我是烟雨人 ▷

革命时期的逃亡一麦田

发表于-2005年12月08日 晚上8:10评论-1条

他走在乡下的夕阳中,我的父亲像一堵墙一样挡住了他的去路。我说过,腰圆肩宽的他站在我父亲面前就好象被锯矮了一截似的。然后是我父亲对他的一番嘲讽,他点头哈腰地低三下四地在小道上溜走。二十年后,当他费力地睁开双眼目睹眼前的一切时,他没有意料到自己竟然是如此的失魂落魄。他叫周云庭。

当我的记忆涣散地分布在大脑的时候,周云庭曾在恍惚之间被绊倒在我的记忆里,他面色铁青地挣开许多人莫名其妙伸过来的双手,蜷缩在一个很邋遢的角落里。他那很破旧的衣服被一层层暗灰的血渍覆盖,他贼眉鼠目地警惕着像水一样流过来的人群,胆战心惊。我父亲和周云庭在小时候就是对头,周云庭在八岁的时候曾仗着自己一身浑身满是力气成功地把我父亲揍倒在地上,我七岁的父亲一身单薄,一把手抓上去可以轻易而举地抓住我父亲的翘起肋骨,周围的人们爆破似的笑声使我父亲幼小的心灵受到严重的创伤。在他们的童年里,我的父亲一直处于一种劣势状态,那个在极度贫穷的年代能够达到周云庭那种体魄真是实属难得。所以我父亲被周云庭打倒也是可以理解的事情。

我祖母忙碌的身影总是穿插在堂屋和生产队的地里,因此常常忽略了我父亲的行为。她并不知道自己的儿子在外边一次次被一些孩子压倒在地上,她强颜欢笑地对待这个破败不堪的家庭。所以我父亲在他的成长岁月里,他格外肆无忌惮地成长。唯一遗憾的是他的身体一直被某些沉重的东西压迫着似的,没办法顺利地成长,以至于他在敌手面前总是一副懊恼的模样。

一九六八年的时候,天空中覆盖着黑压压的云。周云庭走在我们小镇的一个角落里,十六的他摆出一副成人的架子,他无师自通地学会和街道上到处张贴大字报的人一样把脚步迈得充满自信,身体的摇摆节奏仿佛风吹落叶的情景。他开始回忆起前两年独自离家出走时成功地在马路上截获一辆卡车的事情,能够搭上卡车是他过去在晒场追着几头牛,从薅牛尾巴上的绒毛获得的经验。
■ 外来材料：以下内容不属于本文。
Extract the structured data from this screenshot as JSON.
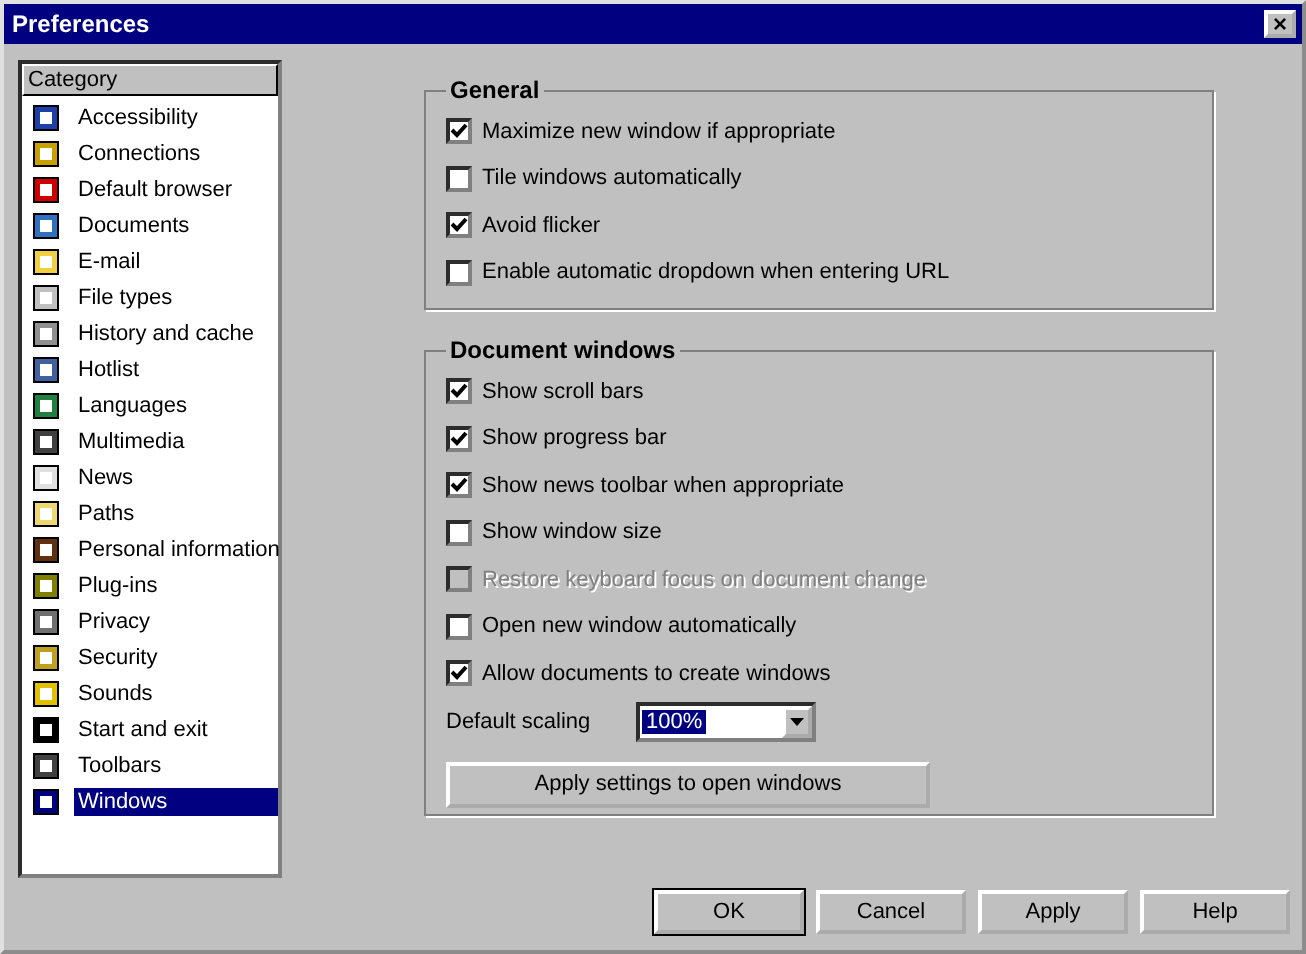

十四岁的周云庭在一次放学回家的路上看到几个比他高一年级的同学,摇摆着双手去拦截一辆咯咯咯地颠簸过来的卡车,那几个同学就好象伸开双手展翅翱翔一样。司机果真把卡车停靠着马路的旁边,几个孩子怒气冲冲地走上去,嘴巴里喷射出一连串的豪言壮语,说:

“我们要去北京见毛主[xi]的,你拉还是不拉?”

一个稍微大的孩子,表面上目光迟滞,但语气丝毫不示弱地说:

“不拉的话,今天你休想走!我们可是要去见毛主[xi]的。居然不拉去见毛主[xi]的人,你知道后果吗?”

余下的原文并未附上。